Fifty times she wanted me to assure her everything was going to turn out right for her. She had some secretarial position lined up in New Orleans. She was going out with a business-major greaser from the nearby junior college who was after her to “prove her love.” What should she do? What should she do when her brother Lloyd stared at her for a whole minute one morning, then went outside the kitchen, down the steps, and came back with a teaspoon full of soil and dumped it in her coffee? What was her life turning into, that…

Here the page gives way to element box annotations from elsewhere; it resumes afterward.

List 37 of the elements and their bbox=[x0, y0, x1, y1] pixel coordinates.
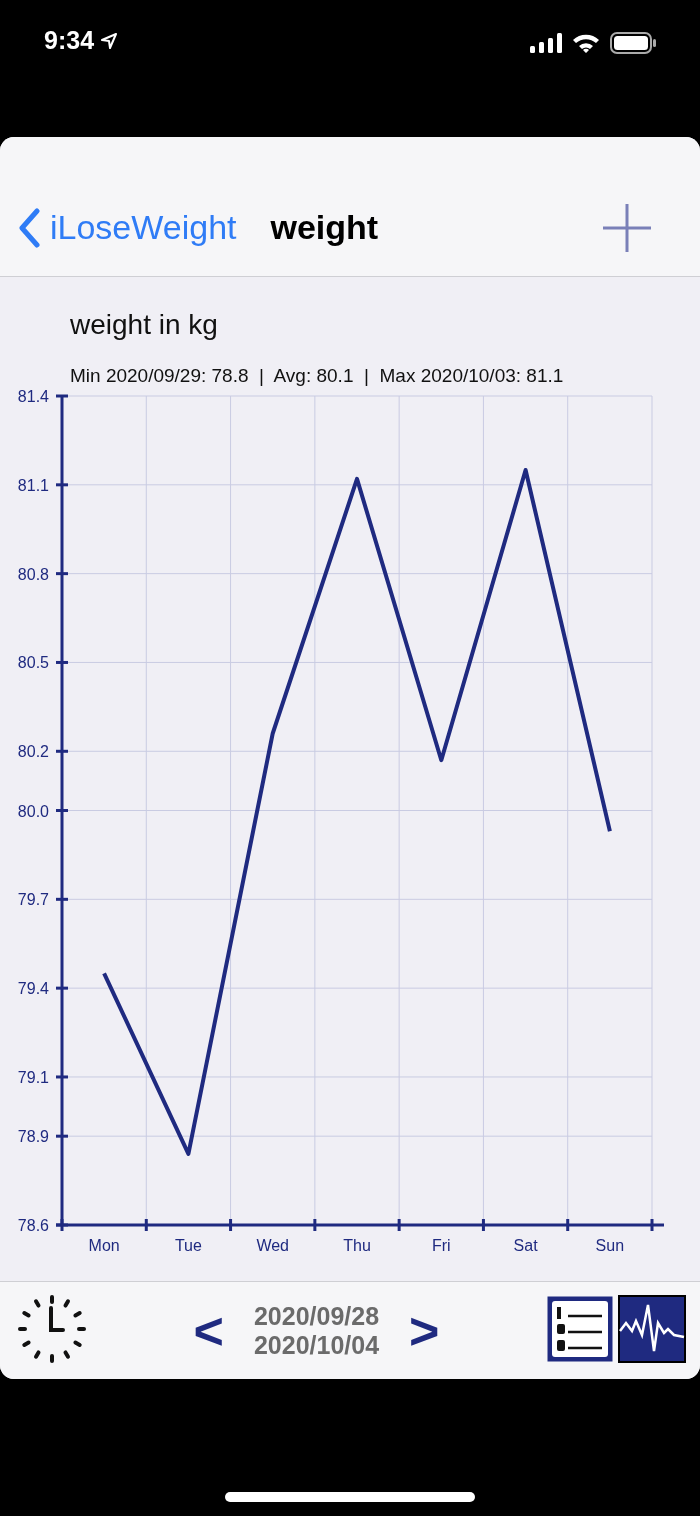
y-tick-label: 78.9 bbox=[17, 1128, 49, 1146]
range-start-date: 2020/09/28 bbox=[253, 1301, 380, 1331]
heartbeat-chart-icon bbox=[618, 1294, 686, 1363]
y-tick-label: 79.4 bbox=[17, 980, 49, 998]
screen-title: weight bbox=[270, 208, 379, 247]
numbered-list-icon bbox=[546, 1294, 614, 1363]
back-button[interactable]: iLoseWeight bbox=[18, 207, 237, 248]
x-tick-label: Sat bbox=[513, 1237, 538, 1254]
y-tick-label: 80.2 bbox=[17, 743, 49, 761]
x-tick-label: Fri bbox=[431, 1237, 451, 1254]
x-tick-label: Sun bbox=[595, 1237, 625, 1254]
plus-icon bbox=[602, 202, 652, 253]
chart-title: weight in kg bbox=[70, 309, 219, 341]
previous-week-button[interactable]: < bbox=[193, 1304, 224, 1357]
y-tick-label: 80.5 bbox=[17, 654, 49, 672]
battery-icon bbox=[610, 32, 656, 54]
signal-icon bbox=[530, 33, 562, 53]
range-end-date: 2020/10/04 bbox=[253, 1330, 380, 1360]
x-tick-label: Wed bbox=[256, 1237, 289, 1254]
next-week-button[interactable]: > bbox=[409, 1304, 440, 1357]
location-arrow-icon bbox=[100, 31, 119, 50]
y-tick-label: 81.1 bbox=[17, 476, 49, 494]
y-tick-label: 79.7 bbox=[17, 891, 49, 909]
x-tick-label: Tue bbox=[174, 1237, 202, 1254]
y-tick-label: 79.1 bbox=[17, 1068, 49, 1086]
y-tick-label: 80.8 bbox=[17, 565, 49, 583]
wifi-icon bbox=[572, 33, 600, 53]
x-tick-label: Thu bbox=[343, 1237, 371, 1254]
y-tick-label: 81.4 bbox=[17, 388, 49, 405]
x-tick-label: Mon bbox=[88, 1237, 120, 1254]
y-tick-label: 80.0 bbox=[17, 802, 49, 820]
chevron-left-icon bbox=[18, 207, 40, 248]
add-button[interactable] bbox=[602, 202, 652, 253]
y-tick-label: 78.6 bbox=[17, 1217, 49, 1234]
clock-icon bbox=[17, 1293, 87, 1364]
chart-summary: Min 2020/09/29: 78.8 | Avg: 80.1 | Max 2020/10/03: 81.1 bbox=[70, 365, 565, 387]
status-time: 9:34 bbox=[44, 26, 95, 55]
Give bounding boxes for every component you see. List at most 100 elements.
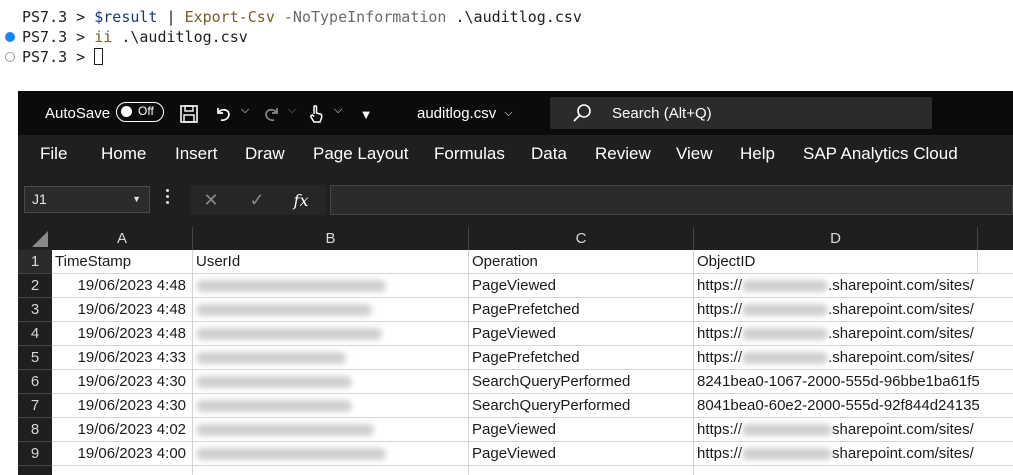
header-cell-operation[interactable]: Operation [469, 250, 694, 274]
cell-operation[interactable]: PageViewed [469, 442, 694, 466]
row-header[interactable]: 2 [18, 274, 52, 298]
customize-toolbar-icon[interactable]: ▼ [355, 103, 377, 125]
tab-sap-analytics-cloud[interactable]: SAP Analytics Cloud [803, 135, 958, 175]
row-header[interactable]: 1 [18, 250, 52, 274]
undo-dropdown-chevron-icon[interactable]: ⌵ [241, 104, 249, 117]
undo-icon[interactable] [212, 103, 234, 125]
cell-timestamp[interactable]: 19/06/2023 4:02 [52, 418, 193, 442]
title-bar: AutoSave Off ⌵ ⌵ ⌵ ▼ auditlog.csv ⌵ Sear… [18, 91, 1013, 135]
cell-userid-redacted[interactable] [193, 274, 469, 298]
tab-help[interactable]: Help [740, 135, 775, 175]
row-header[interactable]: 8 [18, 418, 52, 442]
cell-timestamp[interactable]: 19/06/2023 4:48 [52, 274, 193, 298]
column-header-a[interactable]: A [52, 227, 193, 250]
terminal-command: Export-Csv [184, 8, 275, 26]
terminal-panel[interactable]: PS7.3 > $result | Export-Csv -NoTypeInfo… [0, 0, 1013, 80]
cell-operation[interactable]: PagePrefetched [469, 346, 694, 370]
tab-review[interactable]: Review [595, 135, 651, 175]
cell-operation[interactable]: PageViewed [469, 322, 694, 346]
tab-insert[interactable]: Insert [175, 135, 218, 175]
terminal-cursor [94, 48, 104, 65]
cell-timestamp[interactable]: 19/06/2023 4:30 [52, 394, 193, 418]
cell-userid-redacted[interactable] [193, 442, 469, 466]
column-header-d[interactable]: D [694, 227, 978, 250]
redo-dropdown-chevron-icon[interactable]: ⌵ [288, 104, 296, 117]
empty-cell[interactable] [52, 466, 193, 475]
terminal-input-line[interactable]: PS7.3 > [22, 47, 104, 67]
cell-timestamp[interactable]: 19/06/2023 4:48 [52, 298, 193, 322]
tab-formulas[interactable]: Formulas [434, 135, 505, 175]
terminal-line: PS7.3 > $result | Export-Csv -NoTypeInfo… [22, 7, 582, 27]
cell-objectid[interactable]: https://.sharepoint.com/sites/ [694, 322, 1013, 346]
enter-check-icon[interactable]: ✓ [246, 189, 268, 211]
cell-objectid[interactable]: https://.sharepoint.com/sites/ [694, 346, 1013, 370]
cell-operation[interactable]: SearchQueryPerformed [469, 370, 694, 394]
autosave-toggle[interactable]: Off [116, 102, 164, 122]
file-name[interactable]: auditlog.csv ⌵ [417, 91, 513, 135]
name-box-value: J1 [32, 191, 47, 207]
header-cell-timestamp[interactable]: TimeStamp [52, 250, 193, 274]
tab-draw[interactable]: Draw [245, 135, 285, 175]
row-header[interactable]: 5 [18, 346, 52, 370]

One afternoon she asks me, “Harry, do you think God is really keeping up with me? Most of the time I feel like I’m just not… watched.”
“There are so many trillions of people on the earth,” she told me. Her self-esteem increased considerably when I mentioned, by way of fact, that there were really only a couple of billion. This was generally the kind of smart-aleck consolation I gave her. Her calls were a bore, but on the other hand, they weren’t. When nobody else was in the house, I’d come to the phone wearing nothing but a sheet draped around me, like a monk-bard. Why? Just for the irony and fun, I suppose. I’d hold the phone out and peel off a shattering belch while she was weeping away at some story of crucial disappointment; then I’d come back to the speaker and make a tiny faraway voice, like at the bottom of a well, reading names passionately out of the phone book. Sometimes I’d hang up, flat. Nothing turned her away. She was always so concerned that she’d called while I was practicing my trumpet. I waited for her call, lifted the receiver off the hook, put the bell of my horn over the speaker end, and blasted off several bars of “On Wisconsin!” I answered then with a mild hello.